Ele observou Lilás e Manuela várias vezes, rindo:
— Augusto, você tem sorte com as mulheres. Essas garotas são lindas, que tal deixar uma comigo?
Augusto ficou sério:
— Senhor Luís, elas são minhas amigas.
— Amigas? Ótimo! Também sou seu amigo. Amigos de amigos, todos juntos, hahaha!
— Senhor Luís, não pode ser.
Luís Honório fechou o rosto:
— Augusto, pergunte ao seu pai se ele teria coragem de beber comigo e ainda me negar o crédito. Saia daqui!
Augusto tremeu, sem coragem de responder.
Sabia que, se insistisse, acabaria como Augusto.
Por uma garota desconhecida, não valia o risco.

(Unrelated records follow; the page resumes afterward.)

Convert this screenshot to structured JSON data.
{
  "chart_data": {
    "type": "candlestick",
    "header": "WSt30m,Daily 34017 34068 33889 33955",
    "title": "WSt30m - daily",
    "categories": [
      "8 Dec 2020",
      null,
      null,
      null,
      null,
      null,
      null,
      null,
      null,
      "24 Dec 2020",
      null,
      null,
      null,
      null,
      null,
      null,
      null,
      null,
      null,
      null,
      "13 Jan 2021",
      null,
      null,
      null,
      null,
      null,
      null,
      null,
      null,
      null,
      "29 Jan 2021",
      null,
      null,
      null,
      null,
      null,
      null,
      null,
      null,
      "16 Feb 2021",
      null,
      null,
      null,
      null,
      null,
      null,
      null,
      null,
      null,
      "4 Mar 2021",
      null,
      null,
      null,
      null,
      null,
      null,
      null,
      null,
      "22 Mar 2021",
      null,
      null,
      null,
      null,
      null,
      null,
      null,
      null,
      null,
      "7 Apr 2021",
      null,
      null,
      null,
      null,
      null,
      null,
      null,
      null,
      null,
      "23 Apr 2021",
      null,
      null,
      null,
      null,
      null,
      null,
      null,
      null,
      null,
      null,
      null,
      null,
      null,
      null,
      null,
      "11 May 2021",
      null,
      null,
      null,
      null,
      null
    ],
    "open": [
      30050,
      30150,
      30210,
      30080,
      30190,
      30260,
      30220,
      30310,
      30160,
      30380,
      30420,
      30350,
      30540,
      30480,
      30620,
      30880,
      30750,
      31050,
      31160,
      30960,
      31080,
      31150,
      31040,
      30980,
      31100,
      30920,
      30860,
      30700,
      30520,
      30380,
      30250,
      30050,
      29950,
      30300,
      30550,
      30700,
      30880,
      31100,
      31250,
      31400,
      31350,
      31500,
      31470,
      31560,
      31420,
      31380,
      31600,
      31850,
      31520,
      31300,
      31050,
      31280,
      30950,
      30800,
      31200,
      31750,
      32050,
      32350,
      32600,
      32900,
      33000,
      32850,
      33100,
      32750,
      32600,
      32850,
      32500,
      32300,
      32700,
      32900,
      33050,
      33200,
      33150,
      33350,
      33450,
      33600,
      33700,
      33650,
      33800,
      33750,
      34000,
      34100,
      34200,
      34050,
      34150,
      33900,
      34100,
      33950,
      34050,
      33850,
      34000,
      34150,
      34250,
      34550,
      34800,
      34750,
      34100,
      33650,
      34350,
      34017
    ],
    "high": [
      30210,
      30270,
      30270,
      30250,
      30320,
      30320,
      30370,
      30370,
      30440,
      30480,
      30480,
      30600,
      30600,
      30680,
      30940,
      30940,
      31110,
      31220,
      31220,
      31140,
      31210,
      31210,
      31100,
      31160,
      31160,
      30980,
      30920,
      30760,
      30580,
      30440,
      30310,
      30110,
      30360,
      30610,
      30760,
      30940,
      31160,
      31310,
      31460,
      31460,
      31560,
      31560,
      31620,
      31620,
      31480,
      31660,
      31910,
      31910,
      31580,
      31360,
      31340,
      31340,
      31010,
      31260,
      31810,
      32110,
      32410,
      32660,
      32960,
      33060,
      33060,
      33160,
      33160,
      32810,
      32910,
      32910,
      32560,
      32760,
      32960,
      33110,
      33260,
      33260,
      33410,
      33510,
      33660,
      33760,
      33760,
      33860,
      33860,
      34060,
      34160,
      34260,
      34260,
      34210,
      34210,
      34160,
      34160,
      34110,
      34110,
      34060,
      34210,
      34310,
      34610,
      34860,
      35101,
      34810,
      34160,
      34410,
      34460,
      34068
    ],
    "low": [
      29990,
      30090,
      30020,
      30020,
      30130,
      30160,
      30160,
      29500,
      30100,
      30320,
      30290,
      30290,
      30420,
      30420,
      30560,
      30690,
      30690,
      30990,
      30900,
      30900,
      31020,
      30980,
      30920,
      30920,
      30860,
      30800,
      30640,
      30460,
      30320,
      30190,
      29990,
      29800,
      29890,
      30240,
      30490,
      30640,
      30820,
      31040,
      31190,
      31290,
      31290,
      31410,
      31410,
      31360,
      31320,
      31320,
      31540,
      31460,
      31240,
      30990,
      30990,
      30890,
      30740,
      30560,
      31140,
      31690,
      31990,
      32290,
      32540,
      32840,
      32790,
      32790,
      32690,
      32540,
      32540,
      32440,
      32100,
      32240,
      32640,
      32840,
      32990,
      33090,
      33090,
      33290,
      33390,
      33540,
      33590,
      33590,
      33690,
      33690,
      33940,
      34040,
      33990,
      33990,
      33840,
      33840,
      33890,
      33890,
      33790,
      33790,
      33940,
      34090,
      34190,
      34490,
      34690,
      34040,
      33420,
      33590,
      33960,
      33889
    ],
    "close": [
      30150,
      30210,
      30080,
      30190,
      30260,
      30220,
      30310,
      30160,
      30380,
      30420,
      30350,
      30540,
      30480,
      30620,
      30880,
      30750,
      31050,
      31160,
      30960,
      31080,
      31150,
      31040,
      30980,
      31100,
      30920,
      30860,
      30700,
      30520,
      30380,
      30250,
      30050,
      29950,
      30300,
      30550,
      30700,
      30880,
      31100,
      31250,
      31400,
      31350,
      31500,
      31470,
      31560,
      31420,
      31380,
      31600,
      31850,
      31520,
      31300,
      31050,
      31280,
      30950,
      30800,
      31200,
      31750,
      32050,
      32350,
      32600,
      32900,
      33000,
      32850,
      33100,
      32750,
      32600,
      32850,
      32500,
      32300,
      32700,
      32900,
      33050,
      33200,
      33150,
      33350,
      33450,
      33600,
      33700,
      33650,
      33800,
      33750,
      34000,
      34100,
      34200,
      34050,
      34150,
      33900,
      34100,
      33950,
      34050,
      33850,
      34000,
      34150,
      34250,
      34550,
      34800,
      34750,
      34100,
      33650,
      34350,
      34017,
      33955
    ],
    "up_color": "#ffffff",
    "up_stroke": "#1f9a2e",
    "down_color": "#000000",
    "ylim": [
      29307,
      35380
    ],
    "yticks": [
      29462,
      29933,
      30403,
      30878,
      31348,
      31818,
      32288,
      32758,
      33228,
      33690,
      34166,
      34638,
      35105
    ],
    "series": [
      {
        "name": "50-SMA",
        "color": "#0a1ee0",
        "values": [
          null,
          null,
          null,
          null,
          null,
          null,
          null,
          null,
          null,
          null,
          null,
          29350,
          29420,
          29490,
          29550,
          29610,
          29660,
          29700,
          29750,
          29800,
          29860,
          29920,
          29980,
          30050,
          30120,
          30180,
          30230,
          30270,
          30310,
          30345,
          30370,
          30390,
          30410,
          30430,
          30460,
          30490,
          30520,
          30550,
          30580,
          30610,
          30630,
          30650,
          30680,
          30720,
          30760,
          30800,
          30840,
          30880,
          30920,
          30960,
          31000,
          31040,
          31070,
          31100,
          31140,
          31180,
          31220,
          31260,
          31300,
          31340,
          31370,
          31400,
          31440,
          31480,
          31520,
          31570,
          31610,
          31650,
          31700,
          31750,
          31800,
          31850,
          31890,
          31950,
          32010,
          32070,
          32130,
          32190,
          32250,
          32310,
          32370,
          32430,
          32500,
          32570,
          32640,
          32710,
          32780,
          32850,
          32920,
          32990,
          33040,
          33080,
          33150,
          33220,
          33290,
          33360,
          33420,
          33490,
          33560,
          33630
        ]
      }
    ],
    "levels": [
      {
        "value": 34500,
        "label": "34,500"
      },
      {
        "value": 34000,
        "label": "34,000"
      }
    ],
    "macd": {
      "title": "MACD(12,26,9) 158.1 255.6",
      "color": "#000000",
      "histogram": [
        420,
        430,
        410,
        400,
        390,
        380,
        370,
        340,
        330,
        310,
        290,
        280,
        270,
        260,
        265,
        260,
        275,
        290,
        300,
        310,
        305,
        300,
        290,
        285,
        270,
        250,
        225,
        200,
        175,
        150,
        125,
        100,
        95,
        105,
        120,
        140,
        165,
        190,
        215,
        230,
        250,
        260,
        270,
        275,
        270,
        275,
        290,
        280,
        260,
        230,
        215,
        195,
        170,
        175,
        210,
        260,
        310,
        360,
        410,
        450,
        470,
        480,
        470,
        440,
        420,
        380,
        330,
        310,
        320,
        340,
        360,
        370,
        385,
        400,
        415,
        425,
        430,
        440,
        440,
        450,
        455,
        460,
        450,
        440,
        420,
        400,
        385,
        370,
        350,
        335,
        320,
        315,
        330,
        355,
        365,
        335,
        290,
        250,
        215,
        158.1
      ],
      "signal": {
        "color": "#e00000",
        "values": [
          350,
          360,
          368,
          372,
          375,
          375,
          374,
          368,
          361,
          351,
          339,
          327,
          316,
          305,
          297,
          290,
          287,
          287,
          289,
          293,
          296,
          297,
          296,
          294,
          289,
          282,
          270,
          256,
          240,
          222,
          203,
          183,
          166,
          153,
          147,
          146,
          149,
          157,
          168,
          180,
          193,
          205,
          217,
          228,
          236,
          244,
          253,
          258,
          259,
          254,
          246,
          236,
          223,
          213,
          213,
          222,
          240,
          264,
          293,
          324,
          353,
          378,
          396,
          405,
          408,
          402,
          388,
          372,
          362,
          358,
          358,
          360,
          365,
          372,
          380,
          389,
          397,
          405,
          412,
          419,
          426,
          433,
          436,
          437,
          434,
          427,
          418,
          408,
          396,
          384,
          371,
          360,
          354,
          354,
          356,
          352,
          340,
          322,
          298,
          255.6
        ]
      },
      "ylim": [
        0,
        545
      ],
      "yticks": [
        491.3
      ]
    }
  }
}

Luís Honório riu friamente, aproximando-se de Lilás e Manuela, examinando as duas, como se tivesse dificuldade em decidir.
Por fim, tomou uma decisão e dirigiu-se a Lilás:
— Gosto das puras. Venha comigo, garota.
Manuela puxou Lilás para trás, protegendo-a, e respondeu com firmeza:
— Ela não vai com você.
— Se ela não vai, então você vai? — Luís Honório riu maliciosamente.
— Senhor Luís...
Augusto tentou intervir, pronto para revelar a identidade de Manuela.
Ele acreditava que, por mais ousado que fosse, Luís Honório não teria coragem de tocar na filha da família Linhares.
Mas antes que pudesse falar, Luís Honório virou-se e deu-lhe um tapa.
Augusto sentiu o ouvido zumbir, o rosto ardendo.
— Se você falar de novo, eu acabo contigo! — ameaçou Luís Honório.
Augusto ainda pensou em protestar, mas ao ver a cicatriz assustadora no queixo de Luís, desistiu.
Luís Honório riu friamente e ordenou ao homem careca:
— Leopoldo, leve as duas garotas.
Leopoldo obedeceu, aproximando-se para agarrar Lilás e Manuela.
Então, alguém falou:
— Vocês acham que podem levá-las?
Luís Honório virou-se, percebendo que havia um jovem de cerca de vinte anos sentado no canto do sofá.
O jovem levantou-se lentamente, caminhando em direção a Luís.
— Vou te dar uma chance: ajoelhe-se agora e peça desculpas a cada pessoa aqui. Se fizer isso, tudo se resolve.
O jovem disse isso com tranquilidade.